CIC has also indicated that in view of the gravity of the matter, they have separately written to the Head of State to convene an urgent meeting will all the heads of the concerned institutions and any other interested parties , the President may deem necessary to discuss possible solutions to the emerging crisis.
‘’ The most recent expression of this conflict occurred when the National Assembly Committee of Justice and Legal Affairs summoned members of the Judicial Service Commission (JSC) to respond to issues raised over the sacking of the Chief Registrar of the Judiciary, Gladys Boss Shollei ," Nyachae said in the letter.
He said in the letter that members of JSC refused to honour the said summons , quoting inter alia ,the independence of the judiciary and of the commission.
‘’ We believe that the actions by the JSC members compromised Parliament’s mandate to exercise oversight over State organs as provided in Article 95(5)b and that the members in any event acted contrary to the express provision of the article 125 of the Constitution , which allows Parliament and any of its committee to summon any person to provide information,’’ Nyachae said.
The CIC boss explained that the intensity of the conflict has now increased with the recent ruling by the speaker of the National Assembly,Justin Muturi in which he ruled that the National Assembly is not subject to any orders from the Judiciary in respect of its proceedings.

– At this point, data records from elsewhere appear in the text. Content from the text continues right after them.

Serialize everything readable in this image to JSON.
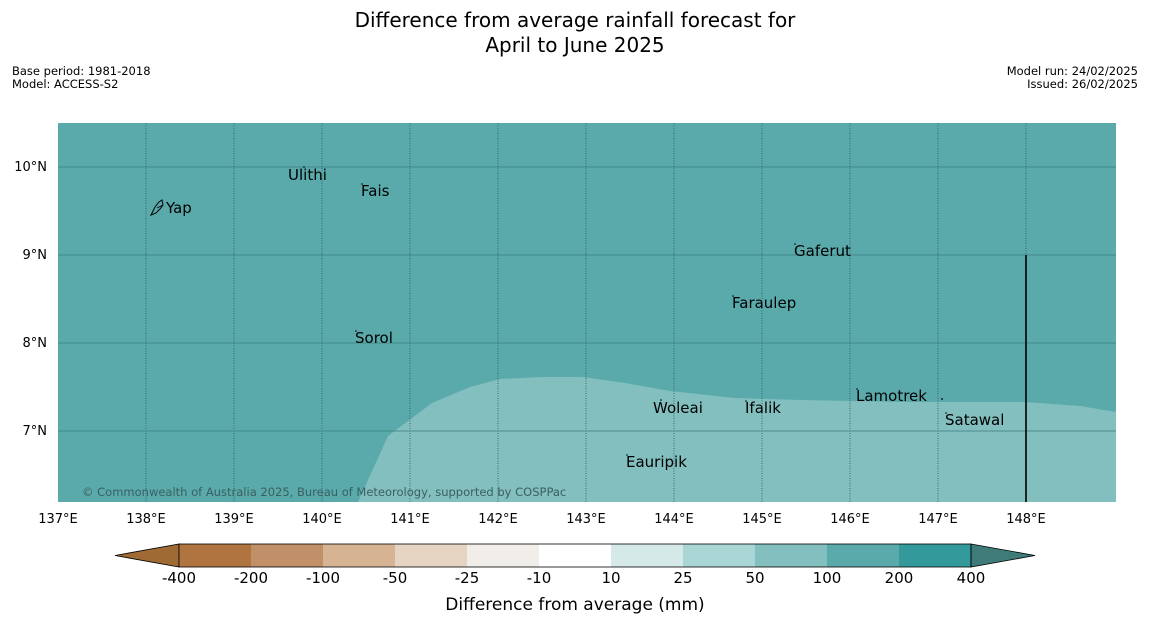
{
  "title_line1": "Difference from average rainfall forecast for",
  "title_line2": "April to June 2025",
  "base_period": "Base period: 1981-2018",
  "model": "Model: ACCESS-S2",
  "model_run": "Model run: 24/02/2025",
  "issued": "Issued: 26/02/2025",
  "copyright": "© Commonwealth of Australia 2025, Bureau of Meteorology, supported by COSPPac",
  "lat_labels": [
    "10°N",
    "9°N",
    "8°N",
    "7°N"
  ],
  "lon_labels": [
    "137°E",
    "138°E",
    "139°E",
    "140°E",
    "141°E",
    "142°E",
    "143°E",
    "144°E",
    "145°E",
    "146°E",
    "147°E",
    "148°E"
  ],
  "places": [
    {
      "name": "Yap"
    },
    {
      "name": "Ulithi"
    },
    {
      "name": "Fais"
    },
    {
      "name": "Gaferut"
    },
    {
      "name": "Faraulep"
    },
    {
      "name": "Sorol"
    },
    {
      "name": "Lamotrek"
    },
    {
      "name": "Woleai"
    },
    {
      "name": "Ifalik"
    },
    {
      "name": "Satawal"
    },
    {
      "name": "Eauripik"
    }
  ],
  "colorbar": {
    "label": "Difference from average (mm)",
    "tick_labels": [
      "-400",
      "-200",
      "-100",
      "-50",
      "-25",
      "-10",
      "10",
      "25",
      "50",
      "100",
      "200",
      "400"
    ],
    "colors": [
      "#a06a35",
      "#b07440",
      "#c29068",
      "#d6b393",
      "#e6d4c2",
      "#f1eeea",
      "#ffffff",
      "#d4e9e8",
      "#a9d5d4",
      "#83bfbe",
      "#5aaaac",
      "#34999a",
      "#3e7b79"
    ]
  },
  "map_colors": {
    "band_100_200": "#5aaaac",
    "band_50_100": "#83bfbe"
  }
}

"In our own view, this position runs counter to the Constitutional granted to the Judiciary under article 159 to do justice to all irrespective of status and in particular the jurisdiction of the High court to hear and make determination on any question as to whether anything said to be done under the Authority of the Constitution or any law is in conflict with or is contravention of the Constitution,’’ Nyachae added.
Nyachae said that remarks by the Speaker in one of his meetings with members of the Kenya Private Sector Alliance on November 7th that the decision of the Supreme Court on division of revenue Bill has no relevance and that whatever the court said is its own position and does not affect the decision of the Assembly is of even greater concern.
"Our concern is that the continued rejection of each other’s constitutional powers by the two critical arms of the government poses major challenges to the rule of law and will inevitably compromise the implementation of the constitution in which the two institutions are principal players," Nyachae further said .
He added, indeed if the two institutions reject each others jurisdiction, they will create an environment where other organs will reject oversight by the two authorities on similar grounds thus leading to possible anarchy.
"As the parliamentary committee mandated to look into ways of resolving impediments to implementation of the constitution, we would like to hold an urgent meeting with you to consider ways in which we can work together to mitigate the looming crisis, even as we await the actions of the Head of State," Nyachae told Baiya in the letter.